Learning The Lesson of Failure

At the Heterodox Academy, Rebekah Wanic and Nina Powell stare down the face of student happiness and success by saying the obvious but unsayable.

Student-centered learning is intended to promote a more inclusive environment and to democratize the classroom. It is a broad philosophy, but its fundamental principle is the belief that education should involve a partnership between student and educator. Further, it advocates that education should be personalized to meet students where they are, with curricula design and course structure based on their individualized learning preferences.

Warm, fuzzy, exactly what many who believe in unicorns prancing on rainbows want to hear. Everyone can be special, if we just teach them in their own, special way.

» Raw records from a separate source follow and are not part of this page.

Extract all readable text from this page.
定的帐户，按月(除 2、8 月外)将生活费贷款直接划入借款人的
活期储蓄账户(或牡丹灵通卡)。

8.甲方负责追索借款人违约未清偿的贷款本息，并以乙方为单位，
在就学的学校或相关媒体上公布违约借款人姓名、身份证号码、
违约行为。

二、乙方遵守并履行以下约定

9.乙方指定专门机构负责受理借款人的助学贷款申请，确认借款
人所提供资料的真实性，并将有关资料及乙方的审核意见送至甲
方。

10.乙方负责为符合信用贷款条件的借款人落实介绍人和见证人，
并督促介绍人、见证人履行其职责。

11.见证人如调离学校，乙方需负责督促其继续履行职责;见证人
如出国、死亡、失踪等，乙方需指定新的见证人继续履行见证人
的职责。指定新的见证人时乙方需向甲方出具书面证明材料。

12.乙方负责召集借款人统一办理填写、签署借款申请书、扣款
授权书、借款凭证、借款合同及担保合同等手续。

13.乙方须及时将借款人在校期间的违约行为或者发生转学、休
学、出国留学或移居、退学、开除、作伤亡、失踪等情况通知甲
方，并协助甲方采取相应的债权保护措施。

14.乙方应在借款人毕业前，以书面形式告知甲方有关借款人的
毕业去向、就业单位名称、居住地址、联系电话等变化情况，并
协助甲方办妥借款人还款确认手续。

Such an approach is increasingly hailed as the gold standard in higher education and is ostensibly well-meaning. It embodies the idea that education, as a route to social mobility and desirable careers, should be accessible to as many people as possible.

Accessible? Of course. Everyone should have the opportunity to be the best person they can be. But that’s where the ideals begin, not end.

Many will contend that technology and online learning offer a solution to the personalization issue, giving students the ability to self-pace using asynchronous content or dynamic tests that adjust to prior mistakes. However, such hopes are often belied by the messy reality of how students actually engage with such content. As for the issue of education goals, universities have in essence given up trying to tell students what is good for them. Fueled by the shift towards student-centered learning, student satisfaction is widely accepted as the primary indicator of educational success.

There are, of course, a litany of new fixes for old problems that their promoters swear, and will argue to their last breath, are the magic bullet that will make all these hopes and dreams come true. The problem is that these end up used in the real world where passionate, if usually vague, rhetoric doesn’t change the hard, cold fact that there is no magic that allows every student to blossom.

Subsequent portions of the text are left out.